« Les bons comptes font de bons amis ». C’est tout le sens à donner à la réforme des finances de la Communauté initiée par le Comité inter-Etats de la CEMAC. Le dossier était d’ailleurs l’un des principaux points inscrits à l’ordre du jour du Comité inter-Etats de la CEMAC tenu les 27 et 28 octobre 2025 à Brazzaville.
Outre l’examen du budget de la communauté pour l’exercice 2026, les participants ont longuement planché sur les contributions des Etats pour la Taxe communautaire d’intégration (TCI) et du Fonds de développement de la communauté (FODEC).

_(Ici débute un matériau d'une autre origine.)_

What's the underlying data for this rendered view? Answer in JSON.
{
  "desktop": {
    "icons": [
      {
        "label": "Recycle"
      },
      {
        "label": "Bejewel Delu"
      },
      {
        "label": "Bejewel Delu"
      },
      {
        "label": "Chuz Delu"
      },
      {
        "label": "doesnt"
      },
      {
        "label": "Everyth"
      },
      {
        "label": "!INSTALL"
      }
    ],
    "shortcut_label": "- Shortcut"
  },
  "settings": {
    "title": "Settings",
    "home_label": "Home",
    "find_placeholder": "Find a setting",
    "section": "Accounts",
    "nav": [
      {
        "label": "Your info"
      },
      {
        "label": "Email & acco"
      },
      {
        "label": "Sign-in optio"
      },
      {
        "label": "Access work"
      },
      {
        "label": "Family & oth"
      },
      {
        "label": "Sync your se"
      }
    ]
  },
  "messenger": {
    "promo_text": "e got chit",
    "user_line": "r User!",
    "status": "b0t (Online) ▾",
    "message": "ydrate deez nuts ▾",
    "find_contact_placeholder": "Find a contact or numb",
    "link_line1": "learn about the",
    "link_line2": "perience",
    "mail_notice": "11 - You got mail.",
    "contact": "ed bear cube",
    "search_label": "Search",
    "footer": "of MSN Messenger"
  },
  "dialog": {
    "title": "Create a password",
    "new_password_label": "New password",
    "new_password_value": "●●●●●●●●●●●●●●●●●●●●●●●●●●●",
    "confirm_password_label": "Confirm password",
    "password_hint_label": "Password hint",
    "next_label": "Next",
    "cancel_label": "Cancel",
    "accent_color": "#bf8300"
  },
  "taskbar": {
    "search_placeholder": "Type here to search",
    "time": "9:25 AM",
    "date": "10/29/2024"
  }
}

S’agissant spécifiquement de la TCI, principale ressource de la CEMAC, le constat est alarmant. Ses objectifs de mobilisation restent en deçà d’une moyenne ne dépassant pas les 50%. « En 2023 par exemple, la Commission de la CEMAC a évalué le potentiel de la TCI à 118,6 milliards, soit 1% des 11 860 milliards FCFA attendus en volumes d’importations de la CEMAC. Sauf que cette même année les objectifs de collecte eux étaient de 51,6 milliards FCFA soit 43,5% de son potentiel de l’année », renseigne notre confrère Ecomatin. A fin octobre 2025, le Comité a également noté avec préoccupation, ce faible recouvrement de la TCI qui oscillait autour de 50,67%.
Pourtant, la TCI provient du prélèvement de 1% sur la valeur imposable des exportations de produits originaires des pays tiers n’ayant pas conclu d’accords privilégiés avec un membre de la CEMAC ou ne faisant pas l’objet d’une disposition fiscale spéciale. Seulement, moins de 60 milliards FCFA sont recouvrés à cet effet.
C’est cette alarmante baisse de ressources qui a amené les membres du Comité à s’appesantir sur cette situation qui contraint la communauté à compter de plus en plus sur des ressources incertaines et aléatoires. « Cette situation nous interpelle tous et nécessite que des mesures vigoureuses et urgentes soient prises par la commission de la CEMAC pour l’implémentation du nouveau mécanisme des collectes automatiques de la TCI et l’apurement des aérés des TCI dues par les états membres de la CEMAC. Condition sine qua non pour lui permettre raisonnablement de réaliser les activités inscrites à son agenda qui sont entre autres la poursuite de la mise en œuvre diligente du plan de transformation issu des recommandations du cabinet d’audit, la mise en œuvre des actions prioritaires de la politique d’intégration, le renforcement du processus de rationalisation des CR en Afrique centrale », a précisé le président du Comité Inter-Etats, Éric Mbendé.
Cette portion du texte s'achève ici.